Background: Although there has been major progress in reducing the global malaria burden, this decline has recently plateaued. There are still over 200 million cases annually, exacerbated by the impact of COVID-19. As such, the development of vaccines that specifically block the transmission of malaria is a primary goal of WHO and Gates Foundation. Transmission-blocking vaccines are designed to target an essential biological bottleneck in the malaria lifecycle by generating antibodies that block parasite transmission from humans to mosquitoes. When a mosquito feeds on an infected person, whole blood containing antibodies and transmission stage parasites is ingested. Antibodies of the right functional properties that specifically target gametocytes can inhibit parasite development within the mosquito and prevent their subsequent transmission to humans. However, major knowledge gaps in our understanding of how antibodies block transmission represents a critical roadblock to vaccine development. In our study we aim to determine the major targets and function of antibodies, with a key focus on the role of IgM.

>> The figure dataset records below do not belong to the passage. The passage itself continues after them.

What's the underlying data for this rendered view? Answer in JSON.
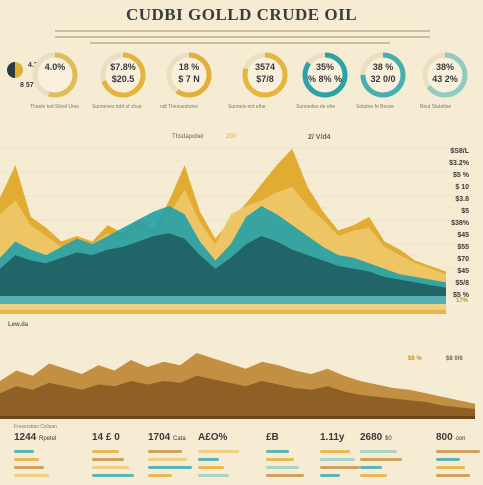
{
  "title": "CUDBI GOLLD  CRUDE OIL",
  "left_stats": [
    {
      "label": "4.21",
      "icon_label": "n"
    },
    {
      "label": "8 57 ⓑ"
    }
  ],
  "kpis": [
    {
      "value_1": "4.0%",
      "value_2": "",
      "ring_color": "#e2bc5a",
      "ring_fill": 0.55
    },
    {
      "value_1": "$7.8%",
      "value_2": "$20.5",
      "ring_color": "#e3b53c",
      "ring_fill": 0.7
    },
    {
      "value_1": "18 %",
      "value_2": "$ 7 N",
      "ring_color": "#e0b03a",
      "ring_fill": 0.6
    },
    {
      "value_1": "3574",
      "value_2": "$7/8",
      "ring_color": "#e6b53e",
      "ring_fill": 0.8
    },
    {
      "value_1": "35%",
      "value_2": "% 8% %",
      "ring_color": "#2aa3a8",
      "ring_fill": 0.85
    },
    {
      "value_1": "38 %",
      "value_2": "32 0/0",
      "ring_color": "#46b0b0",
      "ring_fill": 0.75
    },
    {
      "value_1": "38%",
      "value_2": "43 2%",
      "ring_color": "#8fcdc2",
      "ring_fill": 0.65
    }
  ],
  "kpi_captions": [
    "Thanle ted Silvel Ures",
    "Sunnenes tobl of chue",
    "ndl Thesuestuine",
    "Sunnels ent ethe",
    "Sunnedes de ehe",
    "Sotutoe fe Besse",
    "Beut Stuteline"
  ],
  "mid_labels": [
    "Thsdapobel",
    "200",
    "2/ V/d4"
  ],
  "upper_right_labels": [
    "$S8/L",
    "$3.2%",
    "$5 %",
    "$ 10",
    "$3.8",
    "$5",
    "$38%",
    "$45",
    "$55",
    "$70",
    "$45",
    "$5/8",
    "$5 %"
  ],
  "upper_bottom_note": "17%",
  "lower_left_label": "Lew.da",
  "lower_right_labels": [
    "$8 %",
    "$8 0/6"
  ],
  "bottom_header": "Freserstion Cslisan",
  "bottom_stats": [
    {
      "value": "1244",
      "unit": "Rpetel"
    },
    {
      "value": "14 £ 0",
      "unit": ""
    },
    {
      "value": "1704",
      "unit": "Cata"
    },
    {
      "value": "A£O%",
      "unit": ""
    },
    {
      "value": "£B",
      "unit": ""
    },
    {
      "value": "1.11y",
      "unit": ""
    },
    {
      "value": "2680",
      "unit": "$0"
    },
    {
      "value": "800",
      "unit": "oon"
    }
  ],
  "colors": {
    "gold": "#e0a92a",
    "gold_light": "#eec86a",
    "teal": "#22a0a8",
    "teal_dark": "#1f5e62",
    "brown": "#8a5a22",
    "bronze": "#c08a3a",
    "background": "#f6ecd4"
  },
  "chart_data": [
    {
      "type": "area",
      "title": "",
      "x": [
        0,
        1,
        2,
        3,
        4,
        5,
        6,
        7,
        8,
        9,
        10,
        11,
        12,
        13,
        14,
        15,
        16,
        17,
        18,
        19,
        20,
        21,
        22,
        23,
        24,
        25,
        26,
        27,
        28,
        29
      ],
      "series": [
        {
          "name": "",
          "color": "#e0a92a",
          "values": [
            72,
            96,
            58,
            50,
            40,
            44,
            40,
            52,
            46,
            56,
            48,
            70,
            96,
            62,
            42,
            56,
            68,
            82,
            96,
            108,
            80,
            62,
            48,
            52,
            58,
            40,
            34,
            26,
            22,
            18
          ]
        },
        {
          "name": "",
          "color": "#eec86a",
          "values": [
            60,
            70,
            52,
            44,
            36,
            40,
            38,
            46,
            40,
            50,
            44,
            60,
            78,
            54,
            38,
            60,
            66,
            70,
            76,
            80,
            66,
            56,
            44,
            48,
            50,
            36,
            30,
            24,
            20,
            16
          ]
        },
        {
          "name": "",
          "color": "#22a0a8",
          "values": [
            28,
            40,
            34,
            30,
            36,
            42,
            38,
            44,
            50,
            56,
            62,
            66,
            60,
            40,
            26,
            38,
            58,
            66,
            60,
            52,
            44,
            36,
            30,
            28,
            24,
            20,
            16,
            14,
            12,
            10
          ]
        },
        {
          "name": "",
          "color": "#1f5e62",
          "values": [
            20,
            30,
            26,
            24,
            28,
            32,
            30,
            34,
            36,
            40,
            44,
            46,
            42,
            30,
            20,
            28,
            38,
            44,
            40,
            34,
            30,
            26,
            22,
            20,
            18,
            14,
            12,
            10,
            8,
            6
          ]
        }
      ]
    },
    {
      "type": "area",
      "title": "",
      "x": [
        0,
        1,
        2,
        3,
        4,
        5,
        6,
        7,
        8,
        9,
        10,
        11,
        12,
        13,
        14,
        15,
        16,
        17,
        18,
        19,
        20,
        21,
        22,
        23,
        24,
        25,
        26,
        27,
        28,
        29
      ],
      "series": [
        {
          "name": "",
          "color": "#c08a3a",
          "values": [
            40,
            52,
            46,
            60,
            54,
            48,
            58,
            52,
            64,
            56,
            62,
            58,
            72,
            66,
            60,
            54,
            62,
            58,
            52,
            48,
            54,
            46,
            40,
            36,
            32,
            30,
            26,
            22,
            18,
            14
          ]
        },
        {
          "name": "",
          "color": "#8a5a22",
          "values": [
            26,
            34,
            30,
            38,
            34,
            30,
            36,
            34,
            40,
            36,
            40,
            38,
            46,
            42,
            38,
            34,
            40,
            36,
            32,
            30,
            34,
            28,
            24,
            22,
            20,
            18,
            16,
            12,
            10,
            8
          ]
        }
      ]
    }
  ]
}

Methods: Here, we assessed antibody responses in samples from malaria-exposed children and adults from Kenya. We measured serum antibody levels and functional immune mechanisms (such as complement fixation and activation) and examined their correlation with clinical data available from the study cohorts.
Results/Conclusions: We detected high levels of IgM in serum samples tested from both children and adults. Further we showed that IgM purified from immune sera was capable of fixing and activating human complement. Our findings directly support a key role for IgM in mediating functional immunity that block malaria transmission. Our findings have major implications to further understand how the acquired human immune response potentially interrupt the transmission of malaria and accelerate the development of transmission-blocking vaccines crucial for malaria elimination.